6 Red Flags(That Are Actually Green Flags)When Hiring a Programmer

January 8, 2019 Posted by Recruiting 0 thoughts on “6 Red Flags(That Are Actually Green Flags)When Hiring a Programmer”

I recently came across a post on Dev.to that listed red flags to watch out for before you hire a programmer. Though some of the points seemed reasonable, others were, at best, questionable. We will go through each point while providing reasons why these red flags are actually green flags.

Programming is only a day job

As more and more millennials join the workforce, selling your soul to a company becomes less and less of a selling point. Of course, this potential red flag assumes that programmers who are actually passionate about their craft will “Always Be Coding.”

Though the idea of a programmer toiling his free time away working on the next Facebook may seem appealing to hiring managers, finding these “gems” can’t replace the practical task of finding a competent developer. This Medium article details the hidden cost of hiring developers. The question HR has to ask is, how many man hours do we want to waste looking for the 24/7 coder?

You can argue that a programmer who spends his hours away from work pursuing hobbies like swimming, fishing, and writing will be more productive when it comes time to work.

Don’t really want to “talk shop”, even when encouraged to.

This point implies that coders who don’t talk shop aren’t skilled in their area of expertise. This is a narrow way of viewing a candidate, focusing only on the bubble of engineers. But engineers don’t code in a closet. They often have to interact with other members of the company, like UX and UI designers, technical writers, and project managers. Someone who doesn’t really want to “talk shop” may be able to communicate better with other members. The developer also may have a different method of problem solving that involves mentally removing himself from the development process to refresh his or her insight.

Learns new technologies only in company-sponsored courses

This potential red flag ignores the possibility that the developer’s learning style is suited to a sponsored classroom environment, free from the burden of having to pay for an expensive course.

Admittedly, a developer should constantly keep up with trends, but if the company is willing to foot the bill and the developer is able to learn new technologies that benefits the company, then this should be a bonus to an employer. The developer is willing to advance his career, and the employer can then market that his company is a hub for career growth. Who’s the loser here?

Started programming at university

This was one of the most questionable red flags. I doubt a Hiring Manager will ever care about when you started the skill they’re looking for. They usually want to know how much years of experience you have and how that reflects in whatever projects you may have in your portfolio.

Like the first red flag, this red flag assumes that child prodigies are readily available. Sure, someone who started coding at thirteen would have a better Tell Me About Yourself  answer than someone who learned to print “Hello World” to a console in her Computer Science 101 class. Still, if the developer has grasped the relevant languages needed to succeed on the job during her four years, this should be a plus on his resume. It shows that she’s a quick learner.

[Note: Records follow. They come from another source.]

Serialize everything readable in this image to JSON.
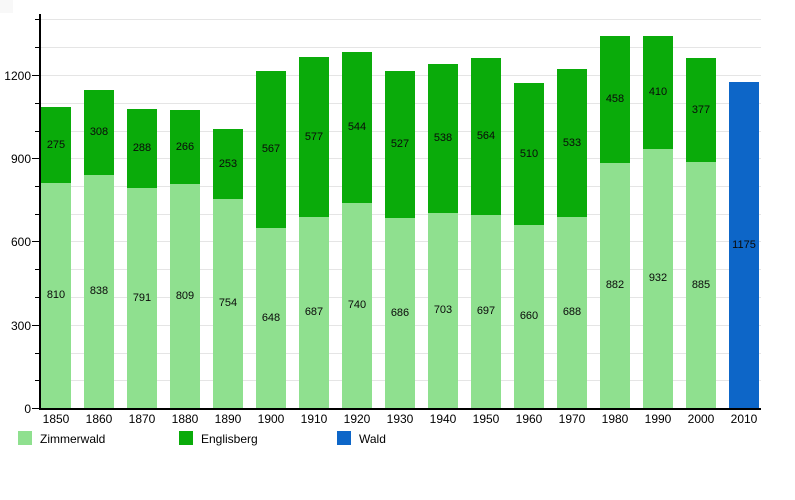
{
  "chart_data": {
    "type": "bar",
    "stacked": true,
    "title": "",
    "xlabel": "",
    "ylabel": "",
    "categories": [
      "1850",
      "1860",
      "1870",
      "1880",
      "1890",
      "1900",
      "1910",
      "1920",
      "1930",
      "1940",
      "1950",
      "1960",
      "1970",
      "1980",
      "1990",
      "2000",
      "2010"
    ],
    "series": [
      {
        "name": "Zimmerwald",
        "color": "#8FE08F",
        "values": [
          810,
          838,
          791,
          809,
          754,
          648,
          687,
          740,
          686,
          703,
          697,
          660,
          688,
          882,
          932,
          885,
          null
        ]
      },
      {
        "name": "Englisberg",
        "color": "#0AAB0A",
        "values": [
          275,
          308,
          288,
          266,
          253,
          567,
          577,
          544,
          527,
          538,
          564,
          510,
          533,
          458,
          410,
          377,
          null
        ]
      },
      {
        "name": "Wald",
        "color": "#0D66C8",
        "values": [
          null,
          null,
          null,
          null,
          null,
          null,
          null,
          null,
          null,
          null,
          null,
          null,
          null,
          null,
          null,
          null,
          1175
        ]
      }
    ],
    "totals": [
      1085,
      1146,
      1079,
      1075,
      1007,
      1215,
      1264,
      1284,
      1213,
      1241,
      1261,
      1170,
      1221,
      1340,
      1342,
      1262,
      1175
    ],
    "y_tick_labels": [
      "0",
      "300",
      "600",
      "900",
      "1200"
    ],
    "y_ticks": [
      0,
      300,
      600,
      900,
      1200
    ],
    "grid_step": 100,
    "grid_max": 1400,
    "ylim": [
      0,
      1428
    ],
    "grid": true,
    "data_labels": "centered-in-segment",
    "legend_position": "bottom"
  },
  "legend": {
    "items": [
      {
        "label": "Zimmerwald",
        "color": "#8FE08F"
      },
      {
        "label": "Englisberg",
        "color": "#0AAB0A"
      },
      {
        "label": "Wald",
        "color": "#0D66C8"
      }
    ]
  }
}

All programming experience is on the CV

This red flag would make sense for a developer with 20+ years of experience. But with many engineering roles demanding 5-10 years of experience with a certain technology stack, a developer who lists all of their experience would save you the trouble of having to pry that information out of them. The true red flag would be experience where the developer’s role does not include detailed, actionable responsibilities.

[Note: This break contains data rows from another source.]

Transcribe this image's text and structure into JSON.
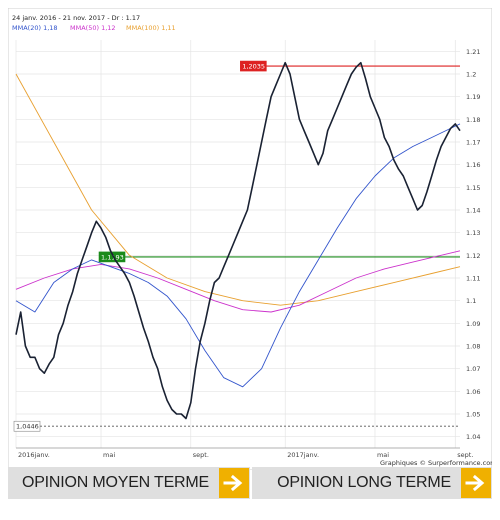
{
  "header": {
    "period": "24 janv. 2016 - 21 nov. 2017 - Dr : 1.17",
    "legend": [
      {
        "text": "MMA(20)  1,18",
        "color": "#3355cc"
      },
      {
        "text": "MMA(50)  1,12",
        "color": "#cc33cc"
      },
      {
        "text": "MMA(100)  1,11",
        "color": "#e8a030"
      }
    ]
  },
  "credit": "Graphiques © Surperformance.com",
  "footer": {
    "medium_term": "OPINION MOYEN TERME",
    "long_term": "OPINION LONG TERME"
  },
  "chart_data": {
    "type": "line",
    "ylim": [
      1.035,
      1.215
    ],
    "y_ticks": [
      1.04,
      1.05,
      1.06,
      1.07,
      1.08,
      1.09,
      1.1,
      1.11,
      1.12,
      1.13,
      1.14,
      1.15,
      1.16,
      1.17,
      1.18,
      1.19,
      1.2,
      1.21
    ],
    "y_tick_labels": [
      "1.04",
      "1.05",
      "1.06",
      "1.07",
      "1.08",
      "1.09",
      "1.1",
      "1.11",
      "1.12",
      "1.13",
      "1.14",
      "1.15",
      "1.16",
      "1.17",
      "1.18",
      "1.19",
      "1.2",
      "1.21"
    ],
    "x_range": [
      0,
      94
    ],
    "x_ticks": [
      0,
      18,
      37,
      57,
      76,
      93
    ],
    "x_tick_labels": [
      "2016janv.",
      "mai",
      "sept.",
      "2017janv.",
      "mai",
      "sept."
    ],
    "hlines": [
      {
        "name": "resistance",
        "value": 1.2035,
        "label": "1,2035",
        "color": "#dd2222"
      },
      {
        "name": "support",
        "value": 1.1193,
        "label": "1,1193",
        "color": "#1a8a1a"
      },
      {
        "name": "low",
        "value": 1.0446,
        "label": "1,0446",
        "color": "#888888"
      }
    ],
    "grid": true,
    "legend_position": "top-left",
    "series": [
      {
        "name": "Cours",
        "color": "#1a2233",
        "x": [
          0,
          1,
          2,
          3,
          4,
          5,
          6,
          7,
          8,
          9,
          10,
          11,
          12,
          13,
          14,
          15,
          16,
          17,
          18,
          19,
          20,
          21,
          22,
          23,
          24,
          25,
          26,
          27,
          28,
          29,
          30,
          31,
          32,
          33,
          34,
          35,
          36,
          37,
          38,
          39,
          40,
          41,
          42,
          43,
          44,
          45,
          46,
          47,
          48,
          49,
          50,
          51,
          52,
          53,
          54,
          55,
          56,
          57,
          58,
          59,
          60,
          61,
          62,
          63,
          64,
          65,
          66,
          67,
          68,
          69,
          70,
          71,
          72,
          73,
          74,
          75,
          76,
          77,
          78,
          79,
          80,
          81,
          82,
          83,
          84,
          85,
          86,
          87,
          88,
          89,
          90,
          91,
          92,
          93,
          94
        ],
        "values": [
          1.085,
          1.095,
          1.08,
          1.075,
          1.075,
          1.07,
          1.068,
          1.072,
          1.075,
          1.085,
          1.09,
          1.098,
          1.104,
          1.112,
          1.118,
          1.124,
          1.13,
          1.135,
          1.132,
          1.128,
          1.122,
          1.118,
          1.115,
          1.112,
          1.108,
          1.102,
          1.095,
          1.088,
          1.082,
          1.075,
          1.07,
          1.062,
          1.056,
          1.052,
          1.05,
          1.05,
          1.048,
          1.055,
          1.07,
          1.082,
          1.09,
          1.1,
          1.108,
          1.11,
          1.115,
          1.12,
          1.125,
          1.13,
          1.135,
          1.14,
          1.15,
          1.16,
          1.17,
          1.18,
          1.19,
          1.195,
          1.2,
          1.205,
          1.2,
          1.19,
          1.18,
          1.175,
          1.17,
          1.165,
          1.16,
          1.165,
          1.175,
          1.18,
          1.185,
          1.19,
          1.195,
          1.2,
          1.203,
          1.205,
          1.198,
          1.19,
          1.185,
          1.18,
          1.172,
          1.168,
          1.162,
          1.158,
          1.155,
          1.15,
          1.145,
          1.14,
          1.142,
          1.148,
          1.155,
          1.162,
          1.168,
          1.172,
          1.176,
          1.178,
          1.175
        ]
      },
      {
        "name": "MMA(20)",
        "color": "#3355cc",
        "x": [
          0,
          4,
          8,
          12,
          16,
          20,
          24,
          28,
          32,
          36,
          40,
          44,
          48,
          52,
          56,
          60,
          64,
          68,
          72,
          76,
          80,
          84,
          88,
          92,
          94
        ],
        "values": [
          1.1,
          1.095,
          1.108,
          1.114,
          1.118,
          1.115,
          1.112,
          1.108,
          1.102,
          1.092,
          1.078,
          1.066,
          1.062,
          1.07,
          1.088,
          1.104,
          1.118,
          1.132,
          1.145,
          1.155,
          1.163,
          1.168,
          1.172,
          1.176,
          1.178
        ]
      },
      {
        "name": "MMA(50)",
        "color": "#cc33cc",
        "x": [
          0,
          6,
          12,
          18,
          24,
          30,
          36,
          42,
          48,
          54,
          60,
          66,
          72,
          78,
          84,
          90,
          94
        ],
        "values": [
          1.105,
          1.11,
          1.114,
          1.116,
          1.114,
          1.11,
          1.105,
          1.1,
          1.096,
          1.095,
          1.098,
          1.104,
          1.11,
          1.114,
          1.117,
          1.12,
          1.122
        ]
      },
      {
        "name": "MMA(100)",
        "color": "#e8a030",
        "x": [
          0,
          8,
          16,
          24,
          32,
          40,
          48,
          56,
          64,
          72,
          80,
          88,
          94
        ],
        "values": [
          1.2,
          1.17,
          1.14,
          1.12,
          1.11,
          1.104,
          1.1,
          1.098,
          1.1,
          1.104,
          1.108,
          1.112,
          1.115
        ]
      }
    ]
  }
}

Focused mainly on one or two technology stacks (e.g. everything to do with developing a java application), with no experience outside of it.

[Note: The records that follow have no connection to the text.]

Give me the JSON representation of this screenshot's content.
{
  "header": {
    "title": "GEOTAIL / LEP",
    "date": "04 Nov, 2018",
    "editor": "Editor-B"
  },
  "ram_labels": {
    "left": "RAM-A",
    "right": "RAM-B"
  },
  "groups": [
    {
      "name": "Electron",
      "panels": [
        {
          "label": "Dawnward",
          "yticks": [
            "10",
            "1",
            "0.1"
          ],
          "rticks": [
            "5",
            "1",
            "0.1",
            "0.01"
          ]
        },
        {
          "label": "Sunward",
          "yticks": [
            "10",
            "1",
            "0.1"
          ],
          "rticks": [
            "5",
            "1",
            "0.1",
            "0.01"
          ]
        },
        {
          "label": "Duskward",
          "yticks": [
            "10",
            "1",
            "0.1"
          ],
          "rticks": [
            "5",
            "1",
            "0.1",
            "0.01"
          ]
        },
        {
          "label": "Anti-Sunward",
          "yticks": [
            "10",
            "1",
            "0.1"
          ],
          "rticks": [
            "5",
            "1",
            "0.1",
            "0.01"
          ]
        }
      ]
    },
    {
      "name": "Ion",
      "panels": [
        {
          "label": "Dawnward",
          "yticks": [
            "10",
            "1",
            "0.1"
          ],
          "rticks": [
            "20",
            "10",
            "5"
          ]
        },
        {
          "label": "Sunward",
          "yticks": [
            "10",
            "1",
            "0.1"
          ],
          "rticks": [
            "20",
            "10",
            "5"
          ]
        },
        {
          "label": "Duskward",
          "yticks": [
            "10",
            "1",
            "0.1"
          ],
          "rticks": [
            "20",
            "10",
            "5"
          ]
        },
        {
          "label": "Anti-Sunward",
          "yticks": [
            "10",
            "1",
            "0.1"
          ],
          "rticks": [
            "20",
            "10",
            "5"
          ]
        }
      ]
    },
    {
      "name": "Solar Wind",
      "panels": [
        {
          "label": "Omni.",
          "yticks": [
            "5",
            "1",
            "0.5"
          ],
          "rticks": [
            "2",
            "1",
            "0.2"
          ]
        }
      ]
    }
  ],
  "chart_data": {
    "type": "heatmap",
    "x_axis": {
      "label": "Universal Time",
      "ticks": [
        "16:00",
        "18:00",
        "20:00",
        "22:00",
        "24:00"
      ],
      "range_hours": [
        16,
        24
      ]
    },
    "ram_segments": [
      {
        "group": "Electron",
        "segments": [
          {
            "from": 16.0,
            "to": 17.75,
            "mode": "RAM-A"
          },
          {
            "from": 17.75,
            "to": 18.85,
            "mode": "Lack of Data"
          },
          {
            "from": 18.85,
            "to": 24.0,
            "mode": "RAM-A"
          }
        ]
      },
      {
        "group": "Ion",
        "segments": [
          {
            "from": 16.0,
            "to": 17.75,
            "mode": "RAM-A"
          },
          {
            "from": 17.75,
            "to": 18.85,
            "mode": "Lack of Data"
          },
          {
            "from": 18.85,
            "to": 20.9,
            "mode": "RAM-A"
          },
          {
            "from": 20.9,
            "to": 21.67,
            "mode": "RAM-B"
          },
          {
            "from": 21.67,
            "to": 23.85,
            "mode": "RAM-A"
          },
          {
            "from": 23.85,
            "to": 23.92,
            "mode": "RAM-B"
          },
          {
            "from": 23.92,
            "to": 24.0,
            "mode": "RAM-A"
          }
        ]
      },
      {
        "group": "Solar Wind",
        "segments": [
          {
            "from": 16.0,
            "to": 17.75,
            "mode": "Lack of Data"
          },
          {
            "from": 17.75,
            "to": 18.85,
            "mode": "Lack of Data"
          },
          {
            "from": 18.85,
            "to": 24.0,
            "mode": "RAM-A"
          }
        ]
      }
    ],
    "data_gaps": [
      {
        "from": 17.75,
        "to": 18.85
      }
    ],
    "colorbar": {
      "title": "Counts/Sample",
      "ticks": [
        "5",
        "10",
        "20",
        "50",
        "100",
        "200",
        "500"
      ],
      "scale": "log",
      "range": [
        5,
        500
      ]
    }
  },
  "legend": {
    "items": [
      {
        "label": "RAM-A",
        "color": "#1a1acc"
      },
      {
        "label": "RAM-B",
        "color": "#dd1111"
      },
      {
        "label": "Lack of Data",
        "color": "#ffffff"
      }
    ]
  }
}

One of the most baffling aspects of the recruiting process is the regurgitation of every technology stack known to man on a job board. The idea is to attract as many prospects as possible, of course. But, ideally, you want a developer to be an expert at at least one stack. That’s what you’re hiring them for.

Specialization is becoming more and more necessary in the field of IT as products become increasingly complex. The notion of a polyglot is akin to Silicon Valley’s unicorns. They are few and far in between.  It’s better to be an iOS expert than a general app developer who can’t delve into the nuances of both Android and iOS.

Conclusion

What we should take away from these red flags is that the hiring process can be highly subjective. Some companies love white boarding while others prefer to highlight soft skills in the recruitment process. Some may take non CS degrees, others may shun them. Some value experience, while others value raw talent. Oftentimes, developers aren’t one-dimensional–you can’t place them in a color coded box. There is no perfect candidate.